Ablasının tokatlamasıyla kendine gelen çocuk düşüncelerinden ayrılmak için ablasından izin istedi. Ablası izin vermedi ama o ısrarcıydı. Ablasının göğüsleri yoktu. Evet nasıl olabilirdi bu. 18 senedir tanıdığı ablasının göğüsleri yok olmuştu. Ablasının göğüsleri artık onundu. Sevinmeli miydi? Kendi göğüslerini sıkmaya çalışan zavallı olduğu yere yığıldı. Ablası hemen polisi aradı. “Burada bir suçlu var. Evet evet. Göğüsleri çıkmış. Aynı zamanda bayıldı. Ne limon mu sıkalım? Neresine? Göğüslerine anladım. Daha da büyümez mi? Ne büyümez mi? Ekonomi. O zaten büyük canım. Canım mı? İnstagramınız var mı acaba? Defol seni adi köpek! Utanmıyor musun göğsü olmayan bir kadına instagram sormaya. Seni Sağlık Bakanlığına şikayet edeceğim. Senden şiş kebap yapsınlar da gör. Canım kebap çekti. Bunun göğüslerinden kaç kilo et çıkar. Sanane benim göğüslerimden. Selim, banane senin göğüslerinden. Selimmm. Seliiiim! Çağıran annesiydi. Okula gitmesini istiyordu ondan. Oysa onun en büyük hayali market kasiyerliğiydi. Bunun için de çok çalışması gerekiyordu.
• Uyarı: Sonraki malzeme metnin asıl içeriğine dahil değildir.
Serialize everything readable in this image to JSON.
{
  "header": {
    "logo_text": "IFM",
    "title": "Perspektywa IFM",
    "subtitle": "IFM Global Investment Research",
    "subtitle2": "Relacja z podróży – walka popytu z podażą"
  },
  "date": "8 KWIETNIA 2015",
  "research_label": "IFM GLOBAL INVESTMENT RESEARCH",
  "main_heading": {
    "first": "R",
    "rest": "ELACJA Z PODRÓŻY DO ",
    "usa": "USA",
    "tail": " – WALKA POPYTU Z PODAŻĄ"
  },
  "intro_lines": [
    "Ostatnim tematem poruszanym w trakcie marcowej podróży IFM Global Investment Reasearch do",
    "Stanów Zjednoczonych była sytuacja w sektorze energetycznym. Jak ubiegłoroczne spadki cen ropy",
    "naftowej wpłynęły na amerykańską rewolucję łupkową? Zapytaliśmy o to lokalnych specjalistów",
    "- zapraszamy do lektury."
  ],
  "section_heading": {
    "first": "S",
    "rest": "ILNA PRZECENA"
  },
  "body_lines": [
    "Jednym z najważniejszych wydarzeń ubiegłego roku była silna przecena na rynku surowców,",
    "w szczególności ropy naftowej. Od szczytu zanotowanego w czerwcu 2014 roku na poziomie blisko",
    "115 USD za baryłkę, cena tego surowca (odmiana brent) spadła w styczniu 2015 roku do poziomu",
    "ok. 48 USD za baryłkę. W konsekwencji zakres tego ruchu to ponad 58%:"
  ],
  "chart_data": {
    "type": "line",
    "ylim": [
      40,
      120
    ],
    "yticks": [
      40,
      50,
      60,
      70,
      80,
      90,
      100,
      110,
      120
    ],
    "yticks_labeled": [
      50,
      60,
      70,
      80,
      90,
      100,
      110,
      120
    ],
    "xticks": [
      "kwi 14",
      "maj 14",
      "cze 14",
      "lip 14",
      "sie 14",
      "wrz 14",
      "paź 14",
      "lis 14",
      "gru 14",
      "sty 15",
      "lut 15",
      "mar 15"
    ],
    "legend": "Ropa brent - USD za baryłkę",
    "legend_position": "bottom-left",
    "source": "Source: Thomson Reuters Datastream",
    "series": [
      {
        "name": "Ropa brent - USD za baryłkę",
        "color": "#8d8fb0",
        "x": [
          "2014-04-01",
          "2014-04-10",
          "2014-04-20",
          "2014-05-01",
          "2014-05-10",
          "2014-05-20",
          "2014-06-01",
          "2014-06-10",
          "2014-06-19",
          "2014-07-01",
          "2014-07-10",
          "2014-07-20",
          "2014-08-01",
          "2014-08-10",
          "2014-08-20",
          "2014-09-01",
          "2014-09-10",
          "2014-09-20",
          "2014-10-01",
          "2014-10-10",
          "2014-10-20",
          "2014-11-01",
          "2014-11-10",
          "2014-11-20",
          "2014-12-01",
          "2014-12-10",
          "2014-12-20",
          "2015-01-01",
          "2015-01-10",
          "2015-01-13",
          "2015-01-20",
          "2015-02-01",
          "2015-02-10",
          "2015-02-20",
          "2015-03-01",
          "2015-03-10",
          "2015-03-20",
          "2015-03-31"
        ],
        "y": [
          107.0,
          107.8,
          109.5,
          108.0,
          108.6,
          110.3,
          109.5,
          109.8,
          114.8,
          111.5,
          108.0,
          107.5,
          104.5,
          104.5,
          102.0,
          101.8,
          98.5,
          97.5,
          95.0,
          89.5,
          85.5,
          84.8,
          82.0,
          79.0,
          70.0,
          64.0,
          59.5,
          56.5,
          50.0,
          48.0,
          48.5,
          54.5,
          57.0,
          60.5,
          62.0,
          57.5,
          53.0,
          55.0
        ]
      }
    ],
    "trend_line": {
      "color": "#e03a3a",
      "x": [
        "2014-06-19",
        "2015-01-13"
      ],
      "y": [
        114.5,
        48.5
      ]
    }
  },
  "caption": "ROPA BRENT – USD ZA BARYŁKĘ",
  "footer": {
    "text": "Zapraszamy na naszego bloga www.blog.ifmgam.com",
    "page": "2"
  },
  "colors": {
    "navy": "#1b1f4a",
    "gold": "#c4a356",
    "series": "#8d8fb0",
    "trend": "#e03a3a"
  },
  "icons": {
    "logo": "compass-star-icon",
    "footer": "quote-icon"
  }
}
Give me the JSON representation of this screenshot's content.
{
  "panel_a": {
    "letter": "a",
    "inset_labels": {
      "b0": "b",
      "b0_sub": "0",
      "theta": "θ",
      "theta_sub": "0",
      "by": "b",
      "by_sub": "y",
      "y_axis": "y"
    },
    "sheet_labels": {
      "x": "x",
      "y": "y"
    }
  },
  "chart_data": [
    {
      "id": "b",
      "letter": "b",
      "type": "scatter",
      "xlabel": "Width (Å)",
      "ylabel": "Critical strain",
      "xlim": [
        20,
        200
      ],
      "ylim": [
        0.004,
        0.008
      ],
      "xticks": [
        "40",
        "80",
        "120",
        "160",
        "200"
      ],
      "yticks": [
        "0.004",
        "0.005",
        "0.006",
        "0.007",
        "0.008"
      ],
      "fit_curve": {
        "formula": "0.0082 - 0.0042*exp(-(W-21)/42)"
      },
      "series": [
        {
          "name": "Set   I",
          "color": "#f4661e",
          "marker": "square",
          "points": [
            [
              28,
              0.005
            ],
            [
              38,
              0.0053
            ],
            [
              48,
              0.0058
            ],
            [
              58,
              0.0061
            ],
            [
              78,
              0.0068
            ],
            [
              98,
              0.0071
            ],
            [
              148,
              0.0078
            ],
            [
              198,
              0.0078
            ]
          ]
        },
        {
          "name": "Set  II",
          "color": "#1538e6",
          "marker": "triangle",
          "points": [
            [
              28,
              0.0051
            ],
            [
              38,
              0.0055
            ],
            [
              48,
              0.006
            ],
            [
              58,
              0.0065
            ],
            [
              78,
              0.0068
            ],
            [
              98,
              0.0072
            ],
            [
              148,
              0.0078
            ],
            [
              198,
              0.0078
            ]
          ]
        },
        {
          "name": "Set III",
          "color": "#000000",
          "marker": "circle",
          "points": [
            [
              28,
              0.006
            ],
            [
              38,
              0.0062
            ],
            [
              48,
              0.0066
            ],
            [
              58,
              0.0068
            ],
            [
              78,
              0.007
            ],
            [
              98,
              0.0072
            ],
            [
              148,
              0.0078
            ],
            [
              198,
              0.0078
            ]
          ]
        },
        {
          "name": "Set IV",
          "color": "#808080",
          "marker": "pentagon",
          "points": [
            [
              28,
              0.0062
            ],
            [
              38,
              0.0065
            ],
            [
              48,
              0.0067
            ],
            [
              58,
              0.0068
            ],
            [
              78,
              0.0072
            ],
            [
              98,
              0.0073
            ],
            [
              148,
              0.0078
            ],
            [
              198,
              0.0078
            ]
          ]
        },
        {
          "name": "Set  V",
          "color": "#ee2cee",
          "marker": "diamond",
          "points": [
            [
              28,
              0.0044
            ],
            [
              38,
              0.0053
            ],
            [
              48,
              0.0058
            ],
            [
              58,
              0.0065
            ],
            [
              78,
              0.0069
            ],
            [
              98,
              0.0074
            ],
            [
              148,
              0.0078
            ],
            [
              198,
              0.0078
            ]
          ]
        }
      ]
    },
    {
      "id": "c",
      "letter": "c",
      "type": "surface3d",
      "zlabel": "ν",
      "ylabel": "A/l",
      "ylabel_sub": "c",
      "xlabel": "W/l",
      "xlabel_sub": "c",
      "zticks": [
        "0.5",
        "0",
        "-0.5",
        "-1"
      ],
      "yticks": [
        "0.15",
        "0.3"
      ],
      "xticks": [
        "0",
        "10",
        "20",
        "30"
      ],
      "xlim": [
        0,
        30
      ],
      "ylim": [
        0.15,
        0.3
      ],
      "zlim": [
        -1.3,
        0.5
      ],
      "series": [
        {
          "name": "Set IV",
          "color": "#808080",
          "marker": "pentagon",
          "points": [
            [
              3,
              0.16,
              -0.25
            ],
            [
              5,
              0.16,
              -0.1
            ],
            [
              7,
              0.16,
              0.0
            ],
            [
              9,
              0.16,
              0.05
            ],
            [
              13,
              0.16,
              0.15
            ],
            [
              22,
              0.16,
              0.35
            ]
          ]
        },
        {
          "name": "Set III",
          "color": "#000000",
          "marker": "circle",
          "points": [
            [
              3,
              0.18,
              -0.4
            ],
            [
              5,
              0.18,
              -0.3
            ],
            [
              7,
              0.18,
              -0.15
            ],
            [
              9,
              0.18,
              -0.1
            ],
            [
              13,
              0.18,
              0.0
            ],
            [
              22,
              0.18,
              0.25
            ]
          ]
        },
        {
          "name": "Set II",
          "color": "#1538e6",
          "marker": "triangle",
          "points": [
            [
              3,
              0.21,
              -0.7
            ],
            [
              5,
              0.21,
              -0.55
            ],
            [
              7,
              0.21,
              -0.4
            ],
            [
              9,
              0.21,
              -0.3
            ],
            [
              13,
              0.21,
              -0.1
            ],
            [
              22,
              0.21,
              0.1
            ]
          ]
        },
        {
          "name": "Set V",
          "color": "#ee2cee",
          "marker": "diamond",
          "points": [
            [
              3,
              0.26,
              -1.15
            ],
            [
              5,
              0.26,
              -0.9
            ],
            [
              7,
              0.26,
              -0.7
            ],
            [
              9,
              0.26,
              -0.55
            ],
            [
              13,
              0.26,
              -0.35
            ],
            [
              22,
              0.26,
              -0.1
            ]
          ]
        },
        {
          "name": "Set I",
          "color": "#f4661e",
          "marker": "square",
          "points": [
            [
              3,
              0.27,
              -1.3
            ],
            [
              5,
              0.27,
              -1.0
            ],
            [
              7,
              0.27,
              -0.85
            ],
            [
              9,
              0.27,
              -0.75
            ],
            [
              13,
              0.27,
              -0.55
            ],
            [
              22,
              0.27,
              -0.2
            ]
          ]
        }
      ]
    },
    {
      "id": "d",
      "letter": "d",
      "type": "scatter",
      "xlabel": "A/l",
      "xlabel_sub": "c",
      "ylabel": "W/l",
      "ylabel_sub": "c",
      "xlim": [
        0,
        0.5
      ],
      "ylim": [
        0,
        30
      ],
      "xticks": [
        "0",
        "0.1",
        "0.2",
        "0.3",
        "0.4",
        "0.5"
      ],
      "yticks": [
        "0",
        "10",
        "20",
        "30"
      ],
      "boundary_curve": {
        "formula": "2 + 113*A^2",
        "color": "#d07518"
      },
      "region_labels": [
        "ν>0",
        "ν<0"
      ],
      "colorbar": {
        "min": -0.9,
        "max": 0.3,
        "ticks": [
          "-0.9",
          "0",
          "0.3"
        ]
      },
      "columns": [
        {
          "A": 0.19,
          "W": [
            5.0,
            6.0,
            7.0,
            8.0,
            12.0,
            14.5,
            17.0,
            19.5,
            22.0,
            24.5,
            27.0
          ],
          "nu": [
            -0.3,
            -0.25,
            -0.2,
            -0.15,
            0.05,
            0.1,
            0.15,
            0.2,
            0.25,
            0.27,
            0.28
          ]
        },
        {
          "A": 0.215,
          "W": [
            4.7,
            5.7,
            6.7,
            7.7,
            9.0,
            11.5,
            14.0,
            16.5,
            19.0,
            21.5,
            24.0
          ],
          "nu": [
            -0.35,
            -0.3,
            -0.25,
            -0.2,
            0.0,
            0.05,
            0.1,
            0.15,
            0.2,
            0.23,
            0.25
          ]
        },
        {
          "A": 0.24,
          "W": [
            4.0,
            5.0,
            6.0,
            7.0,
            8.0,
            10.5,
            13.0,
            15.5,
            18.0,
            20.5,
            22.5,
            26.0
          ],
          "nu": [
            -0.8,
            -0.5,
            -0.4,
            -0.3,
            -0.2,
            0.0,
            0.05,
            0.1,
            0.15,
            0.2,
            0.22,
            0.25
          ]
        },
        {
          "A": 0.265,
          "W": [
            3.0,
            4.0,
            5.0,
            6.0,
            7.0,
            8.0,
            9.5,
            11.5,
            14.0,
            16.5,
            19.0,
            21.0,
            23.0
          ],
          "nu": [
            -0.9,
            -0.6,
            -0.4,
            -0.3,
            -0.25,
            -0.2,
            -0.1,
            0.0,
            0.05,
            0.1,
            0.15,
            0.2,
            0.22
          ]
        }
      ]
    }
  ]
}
Sabah kalk okula git okulda uyu ders dinlermiş gibi yap ama dinleme sonra yazılı gelince 1 al ve ağla. Erkek adam ağlar mı? Erkekler ağlar da adamları bilmem. Perdeyi çektiğinde yüzüne vuran güneş az da olsa mutlu etmişti onu. Dışarıda çocuklar bira şişelerini labut gibi dizmiş onları vurmaya çalışıyorlardı. Selim onlara bağırmak istedi. Onlara vurmayın. Günah! Yatağından kalktı aynada kendine bakmak için yavaşça ilerledi. Bir de ne görsün? Hiçbir şey görmedi. Herzamanki kendini gördü ve narsist bir tavırla ne kadar yakışıklı olduğunu düşündü. Bir zamanlar düşünmek de suçmuş. Hala suç. Gece okurken uyuyakaldığı kitap yere düşmüştü. Karantina okuyordu. Takvim yaprağı oku daha iyi. Kim konuştu? Olric sen misin? Turgut abiciğimi bırakıp neden geldin. Ben o Selim değilim. Hangi Selim? Selim Işık? Selim Pusat? Turgutçuğum Özben’e selam söyle. Onun bana yok mu? Neden Olric? Takvim yaprağı okumamana kızıyor. Tamam Olric okurum söz. Servisin kornasını duyunca annesinden aldığı parayla ne alabileceğini düşünerek hızla evden çıktı. Noodle alacaktı galiba. Ne nude mi? Hayır aptal!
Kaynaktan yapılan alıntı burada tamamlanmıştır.